The US House of Representatives has passed a bill – which is now being debated in the Senate – that would have a significant impact on non-US private equity funds that have income from US investments.
If it is passed by the Senate and signed into law, The Foreign Account Tax Compliance Act of 2009, already nicknamed the “FAT CAT” bill, would impose on non-US fund managers a 30 percent withholding tax on all US-source income and any gross proceeds from the sale of assets that would produce US interest or dividends – unless fund managers sign on to an agreement to report such information as the Treasury might require about US account holders.
The act is part of the US government’s ongoing efforts to reduce tax evasion. President Obama and Treasury Secretary Timothy Geithner both spoke on the record in support of the bill the day it was introduced, which seems to indicate it has a high likelihood of passing into law in close to its current form, law firm King & Spalding noted in a recent client memo.

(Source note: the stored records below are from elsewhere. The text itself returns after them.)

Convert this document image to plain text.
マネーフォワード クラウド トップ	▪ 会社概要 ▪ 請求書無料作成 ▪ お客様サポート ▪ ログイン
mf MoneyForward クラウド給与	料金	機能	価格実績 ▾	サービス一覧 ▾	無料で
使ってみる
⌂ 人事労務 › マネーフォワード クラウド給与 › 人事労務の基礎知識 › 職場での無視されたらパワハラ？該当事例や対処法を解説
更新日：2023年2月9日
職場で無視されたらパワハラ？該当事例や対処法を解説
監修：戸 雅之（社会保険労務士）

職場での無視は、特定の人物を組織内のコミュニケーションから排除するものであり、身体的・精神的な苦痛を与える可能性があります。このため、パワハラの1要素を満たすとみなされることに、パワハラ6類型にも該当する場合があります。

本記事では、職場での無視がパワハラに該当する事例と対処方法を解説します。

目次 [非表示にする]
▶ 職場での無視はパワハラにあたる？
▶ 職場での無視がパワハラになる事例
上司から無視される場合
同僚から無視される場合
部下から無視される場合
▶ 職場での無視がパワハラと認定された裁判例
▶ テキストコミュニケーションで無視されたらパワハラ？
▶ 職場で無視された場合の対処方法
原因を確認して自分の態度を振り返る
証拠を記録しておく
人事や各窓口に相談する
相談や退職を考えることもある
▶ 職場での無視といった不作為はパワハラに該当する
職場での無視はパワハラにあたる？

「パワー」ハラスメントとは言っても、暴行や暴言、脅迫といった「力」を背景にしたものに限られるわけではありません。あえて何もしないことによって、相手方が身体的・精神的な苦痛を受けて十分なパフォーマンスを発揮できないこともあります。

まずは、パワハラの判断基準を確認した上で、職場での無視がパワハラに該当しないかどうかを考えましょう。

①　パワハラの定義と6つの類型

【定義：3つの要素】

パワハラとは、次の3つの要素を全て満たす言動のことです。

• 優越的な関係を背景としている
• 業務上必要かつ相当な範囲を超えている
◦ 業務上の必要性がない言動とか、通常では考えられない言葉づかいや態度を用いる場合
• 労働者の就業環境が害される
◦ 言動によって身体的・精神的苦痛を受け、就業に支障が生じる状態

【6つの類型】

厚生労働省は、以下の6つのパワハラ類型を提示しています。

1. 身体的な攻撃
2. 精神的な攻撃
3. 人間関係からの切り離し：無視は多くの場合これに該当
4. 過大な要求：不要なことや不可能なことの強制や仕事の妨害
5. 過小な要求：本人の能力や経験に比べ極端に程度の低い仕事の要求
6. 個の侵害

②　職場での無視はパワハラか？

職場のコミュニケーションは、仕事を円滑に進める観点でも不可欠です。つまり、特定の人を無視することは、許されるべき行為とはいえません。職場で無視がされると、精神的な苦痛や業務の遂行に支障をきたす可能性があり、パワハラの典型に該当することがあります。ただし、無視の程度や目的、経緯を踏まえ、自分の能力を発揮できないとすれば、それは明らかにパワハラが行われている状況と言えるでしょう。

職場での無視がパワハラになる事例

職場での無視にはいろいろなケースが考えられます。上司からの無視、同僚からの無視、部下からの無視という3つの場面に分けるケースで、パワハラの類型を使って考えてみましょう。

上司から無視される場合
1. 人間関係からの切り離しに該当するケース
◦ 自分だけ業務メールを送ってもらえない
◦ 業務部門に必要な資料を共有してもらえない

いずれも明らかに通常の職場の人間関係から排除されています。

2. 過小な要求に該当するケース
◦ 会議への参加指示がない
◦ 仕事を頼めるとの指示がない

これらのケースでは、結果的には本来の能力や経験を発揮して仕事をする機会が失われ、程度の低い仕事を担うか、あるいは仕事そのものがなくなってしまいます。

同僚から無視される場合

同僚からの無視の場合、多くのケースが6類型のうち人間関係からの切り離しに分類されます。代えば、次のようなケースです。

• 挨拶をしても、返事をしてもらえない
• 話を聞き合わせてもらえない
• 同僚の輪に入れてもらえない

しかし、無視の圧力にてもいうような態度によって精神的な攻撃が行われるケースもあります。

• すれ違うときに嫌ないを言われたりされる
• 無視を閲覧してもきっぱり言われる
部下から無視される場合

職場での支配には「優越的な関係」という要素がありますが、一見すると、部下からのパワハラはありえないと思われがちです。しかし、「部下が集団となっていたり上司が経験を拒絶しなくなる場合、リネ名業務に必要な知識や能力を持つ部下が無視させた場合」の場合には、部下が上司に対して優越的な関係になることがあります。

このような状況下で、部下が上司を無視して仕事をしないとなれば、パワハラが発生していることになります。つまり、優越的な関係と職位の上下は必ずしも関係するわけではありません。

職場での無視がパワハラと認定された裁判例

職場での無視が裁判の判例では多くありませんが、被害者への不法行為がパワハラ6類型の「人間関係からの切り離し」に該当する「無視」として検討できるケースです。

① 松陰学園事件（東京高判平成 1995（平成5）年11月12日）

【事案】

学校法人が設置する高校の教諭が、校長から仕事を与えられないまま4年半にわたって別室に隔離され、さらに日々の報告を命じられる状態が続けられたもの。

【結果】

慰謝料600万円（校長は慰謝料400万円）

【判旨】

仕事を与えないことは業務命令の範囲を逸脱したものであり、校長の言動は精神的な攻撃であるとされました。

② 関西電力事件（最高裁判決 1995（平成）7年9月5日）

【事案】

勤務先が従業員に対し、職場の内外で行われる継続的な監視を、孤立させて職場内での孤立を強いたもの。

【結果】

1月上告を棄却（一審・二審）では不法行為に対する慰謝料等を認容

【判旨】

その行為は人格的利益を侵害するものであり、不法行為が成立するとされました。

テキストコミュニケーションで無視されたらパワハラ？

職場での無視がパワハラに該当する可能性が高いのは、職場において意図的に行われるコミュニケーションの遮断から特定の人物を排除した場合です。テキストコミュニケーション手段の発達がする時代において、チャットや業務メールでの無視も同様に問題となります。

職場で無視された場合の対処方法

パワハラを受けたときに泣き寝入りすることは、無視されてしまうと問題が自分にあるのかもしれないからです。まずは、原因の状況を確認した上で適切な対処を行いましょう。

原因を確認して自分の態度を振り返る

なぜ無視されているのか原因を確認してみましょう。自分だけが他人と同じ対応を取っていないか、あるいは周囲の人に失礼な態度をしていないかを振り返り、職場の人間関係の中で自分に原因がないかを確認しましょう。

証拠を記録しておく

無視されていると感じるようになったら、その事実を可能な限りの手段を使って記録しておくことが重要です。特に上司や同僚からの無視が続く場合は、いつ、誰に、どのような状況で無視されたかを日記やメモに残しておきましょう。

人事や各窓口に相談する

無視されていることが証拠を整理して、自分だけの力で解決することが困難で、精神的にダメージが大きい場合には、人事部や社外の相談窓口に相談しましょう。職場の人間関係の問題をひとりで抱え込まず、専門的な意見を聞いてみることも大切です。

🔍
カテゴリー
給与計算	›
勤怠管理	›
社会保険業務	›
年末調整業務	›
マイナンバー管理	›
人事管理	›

The withholding tax would apply to all foreign investment entities, which are defined as any entity not formed under the laws of the US that is “engaged primarily in investing or trading in securities, partnership interests, or commodities”. Most private equity, venture capital, and hedge funds would fall into this category, according to the King & Spalding memo. Government entities such as sovereign wealth funds, however, would be excluded.
Those entities would have to pay a 30 percent tax on US source fixed, determinable, annual or periodic income, as well as any gross proceeds from the sale of property that can produce US source interest or dividends.
The bill changes several parts of US tax law in order to make sure that fund managers can’t avoid this tax. Previously, fund managers could have relied on “portfolio interest” withholding exemptions, but this is no longer the case under the new bill. Fund managers also would have paid tax on net gain rather than gross proceeds from the sale of property, but this too would change under the bill.
To avoid the tax, foreign fund managers must sign on to an agreement with the Treasury to report the identities, account balances and account transaction activity of account holders that are US persons or have US persons as substantial owners. Whereas for banks and financial institutions, the substantial owner threshold has been set at 10 percent, there is no threshold for investment fund managers – any direct or indirect ownership by a US person to quality a fund as “US owned”.
Given this expansive definition, foreign managers could find themselves bound to report information on many of their LPs and lenders. For instance, King & Spalding points out in its memo, a feeder fund or blocker corporation investing in a foreign investment fund could itself have substantial US owners, and that ownership would then be attributed through to the foreign fund.
Though private equity and hedge funds aren’t often vehicles for tax evasion, some LPs may not like their information being reported to the US government. For foreign managers with LPs who value their privacy, the best solution may be to avoid making US investments.